I’m pretty certain that the research outputs of most people who work in the field of business history were submitted to Unit of Assessment 17, although some scholars may have had their outputs read and scored by members of the Economics and Econometrics unit of assessment. It is therefore of tremendous interest to see what the REF panel members for Business and Management Studies think about the contribution of business-historical research to business and management studies. Charles Harvey, a very distinguished business history at the University of Newcastle, forwarded this analysis of business history and the REF to his fellow members of the Association of the Business Historians. His insights are useful because they give us a sense of how REF reviewers likely to view business historical research outputs in the future. Research evaluation, like beauty pageants, has a huge subjective element and is highly culturally specific. What might be considered good research in one national context would not be considered very good in another country. It is therefore very important for business historians in the UK to think about what the REF results reveal about the true preferences of the population of individuals who acted as REF reviewers in 2021, since that population will likely be very similar at the time of the next REF, which will likely be in 2022. The Business and Management academics this time round were predominantly academics at UK universities (a few practitioners from private industry also acted as reviewers), are people with the rank of full professor, and are British citizens either by birth or naturalisation. EDI considerations related to gender and race influenced how the REF panels are formed and every REF panel must include strong representation from each of the four nations of the UK. I strongly suspect that if there is a REF in the future, the same sorts of principles will inform how the REF juries are appointed. I also know that REF panellists take their fiduciary duties to the taxpayer seriously, just as citizens who serve on criminal case juries generally take their work seriously.

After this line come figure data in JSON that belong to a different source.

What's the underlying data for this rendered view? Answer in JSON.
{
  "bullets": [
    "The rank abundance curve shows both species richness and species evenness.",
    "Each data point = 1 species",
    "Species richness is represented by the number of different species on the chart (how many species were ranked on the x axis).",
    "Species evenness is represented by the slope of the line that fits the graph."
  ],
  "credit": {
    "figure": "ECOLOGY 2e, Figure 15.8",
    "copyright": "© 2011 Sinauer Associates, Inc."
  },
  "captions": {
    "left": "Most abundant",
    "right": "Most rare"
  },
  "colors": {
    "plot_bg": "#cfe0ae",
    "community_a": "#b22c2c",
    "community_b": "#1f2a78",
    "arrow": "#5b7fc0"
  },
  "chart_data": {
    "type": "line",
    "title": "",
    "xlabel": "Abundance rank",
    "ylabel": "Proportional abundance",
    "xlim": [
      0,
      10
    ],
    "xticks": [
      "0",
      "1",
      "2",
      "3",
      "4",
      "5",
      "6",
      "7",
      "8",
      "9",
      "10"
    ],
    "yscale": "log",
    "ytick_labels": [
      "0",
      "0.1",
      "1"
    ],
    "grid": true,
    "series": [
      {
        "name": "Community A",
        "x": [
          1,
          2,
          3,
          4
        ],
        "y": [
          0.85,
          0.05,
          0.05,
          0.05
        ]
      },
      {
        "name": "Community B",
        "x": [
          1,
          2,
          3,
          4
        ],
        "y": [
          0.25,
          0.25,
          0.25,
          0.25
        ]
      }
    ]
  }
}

For an individual researcher, several key points stand out from Charles’s analysis. First, the reviewers tend to respect and give brownie points to publications based on solid archival research. That’s useful data for people planning how to allocate their scarce research time. Second, those books that were submitted to the REF were highly rated by the scholars who read them. (Knowing how academics think about the world, I bet that books published by the presses of ancient universities scored very highly indeed). Third, business historians must continue to work to contribute to theoretical debates.
May 2022
Overview report by Main Panel C
and Sub-panels 3 to24
Business History
- The upward trajectory of the Business History discipline related to Business and Management since REF 2014 is reflected in the increase in both the number and quality of submitted outputs.
- The majority of the submitted outputs were deemed to be world-leading or internationally excellent, in terms of originality, rigour and significance. Outputs displayed strength from both empirical and theoretical perspectives. In addition, a pleasing number of outputs addressed methodological advancements within the domain. While the vast majority of submitted outputs were journal articles, authored books were also a feature, with the majority of submitted books judged to be of world- leading quality.
- Several key issues were characteristic of the discipline’s development since REF 2014 and worthy of note. Firstly, the growing importance of the role of Business History in advancing theory; secondly, the increasing interdisciplinarity of the area, evident, for example, in the emergence of historical organisation studies. Methodologically, the discipline embraced diverse approaches. However, archival research dominated those outputs judged to be world-leading. A striking feature of the discipline was the very high level of rigour evident across the returned outputs.
- Business History clearly reaches across the range of B&M disciplines, making contributions, for example, to Entrepreneurship, International Business, Marketing, Retailing, Strategy, Accounting, Political Economy, Finance and Economics.